U.S. is Top Country for Retaining Oil and Gas Workers Report: Chris Melillo of Kaye/Bassman International Quoted in EnergyWire Report
FOR IMMEDIATE RELEASE: U.S. is Top Country for Retaining Oil and Gas Workers Report: Chris Melillo of Kaye/Bassman International Quoted in EnergyWire Report
Dallas, Texas, 4/9/2013:
Source: EnergyWire (March 9, 2013), written by Pamela King, E&E reporter
Although U.S. oil and gas workers say they value overseas opportunities, they are more likely than their peers in other nations to stay in their country of origin, according to new energy workforce research.
“Energy Diaspora: Desires and Destination,” a new report from Rigzone.com, finds that 89 percent of U.S. energy workers are building their careers in North American oil and gas patches — despite citing “opportunity to work overseas” as a major consideration in weighing job offers. A snapshot of Rigzone job listings shows that North America is currently a hot spot for energy job opportunities. Employers across the continent had 2,863 postings on Rigzone as of April 1. The website’s next largest group of job listings — 656 — came from European companies, followed by 484 from Middle Eastern employers, the report shows. “With the U.S., there is that growth in the shale plays, and that’s certainly demanding a lot of industry professionals,” said Rigzone President Paul Caplan.
Out of all the countries represented in Rigzone’s survey of more than 25,000 oil and gas professionals, U.S. energy workers were most likely to remain “at home,” meaning somewhere in North America. Nigerian oil and gas workers were the second most likely to stay on their continent of origin, with 78 percent of its workforce remaining in Africa to work. India’s energy labor force was the least likely to remain at home, with just 12 percent staying in southern Asia and 52 percent moving to the oil-rich Middle East.
Chris Melillo, managing partner of recruiting firm Kaye/Bassman International Corp., said he wasn’t surprised to see the United States, Nigeria, and other countries like Australia and Brazil at the top of the list of countries that retain their own energy workers. Those are, after all, some of the world’s top energy producers and some of the nations that are most committed to educating and developing their domestic workforce, he said.

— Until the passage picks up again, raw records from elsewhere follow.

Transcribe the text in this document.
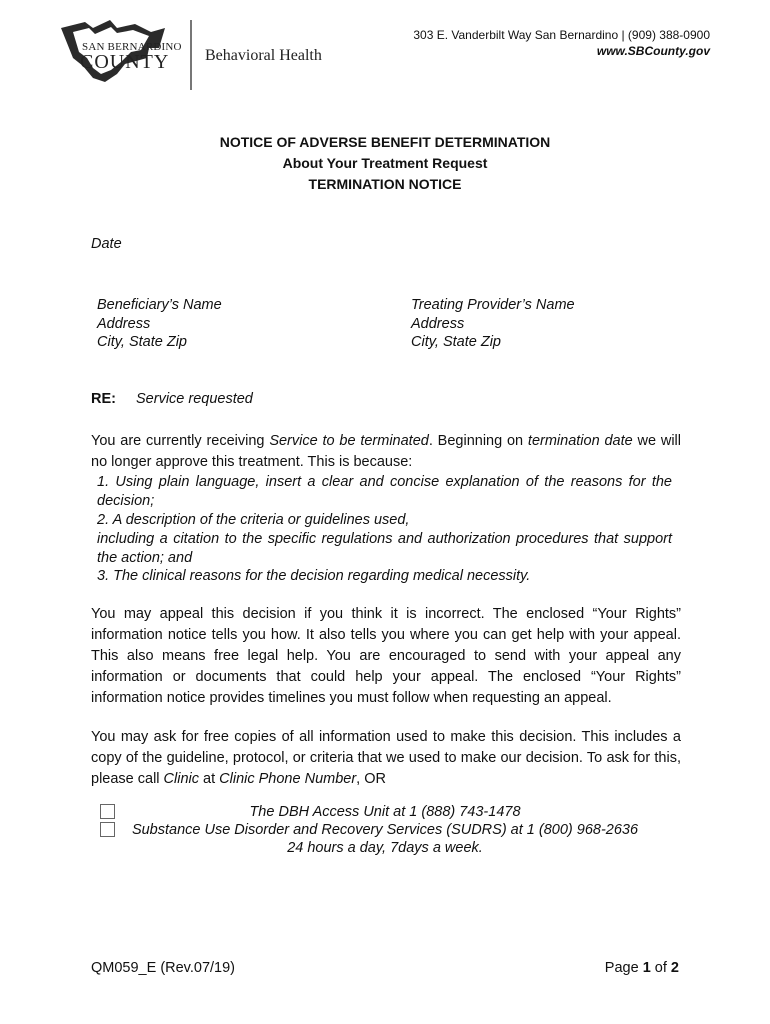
SAN BERNARDINO
COUNTY Behavioral Health
303 E. Vanderbilt Way San Bernardino | (909) 388-0900
www.SBCounty.gov
NOTICE OF ADVERSE BENEFIT DETERMINATION
About Your Treatment Request
TERMINATION NOTICE
Date
Beneficiary’s Name
Address
City, State Zip
Treating Provider’s Name
Address
City, State Zip
RE: Service requested
You are currently receiving Service to be terminated. Beginning on termination date we will no longer approve this treatment. This is because:
1. Using plain language, insert a clear and concise explanation of the reasons for the decision;
2. A description of the criteria or guidelines used,
including a citation to the specific regulations and authorization procedures that support the action; and
3. The clinical reasons for the decision regarding medical necessity.
You may appeal this decision if you think it is incorrect. The enclosed “Your Rights” information notice tells you how. It also tells you where you can get help with your appeal. This also means free legal help. You are encouraged to send with your appeal any information or documents that could help your appeal. The enclosed “Your Rights” information notice provides timelines you must follow when requesting an appeal.
You may ask for free copies of all information used to make this decision. This includes a copy of the guideline, protocol, or criteria that we used to make our decision. To ask for this, please call Clinic at Clinic Phone Number, OR
The DBH Access Unit at 1 (888) 743-1478
Substance Use Disorder and Recovery Services (SUDRS) at 1 (800) 968-2636
24 hours a day, 7days a week.
QM059_E (Rev.07/19)	Page 1 of 2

Melillo said the number of U.S. oil and gas workers who have worked abroad is probably higher than the number of those who are currently working overseas. More seasoned oil and gas professionals likely had to spend some time abroad in the 1990s simply because there was so little opportunity at home. “These guys are hunters, they like to explore, they like to drill, they like the chase,” Melillo said. “Why not add some geographical adventure to it as well?” But the need to move abroad has lessened with the growth of the domestic shale business and the expansion of opportunities closer to home, he said. “Relocation becomes less of a have-to.”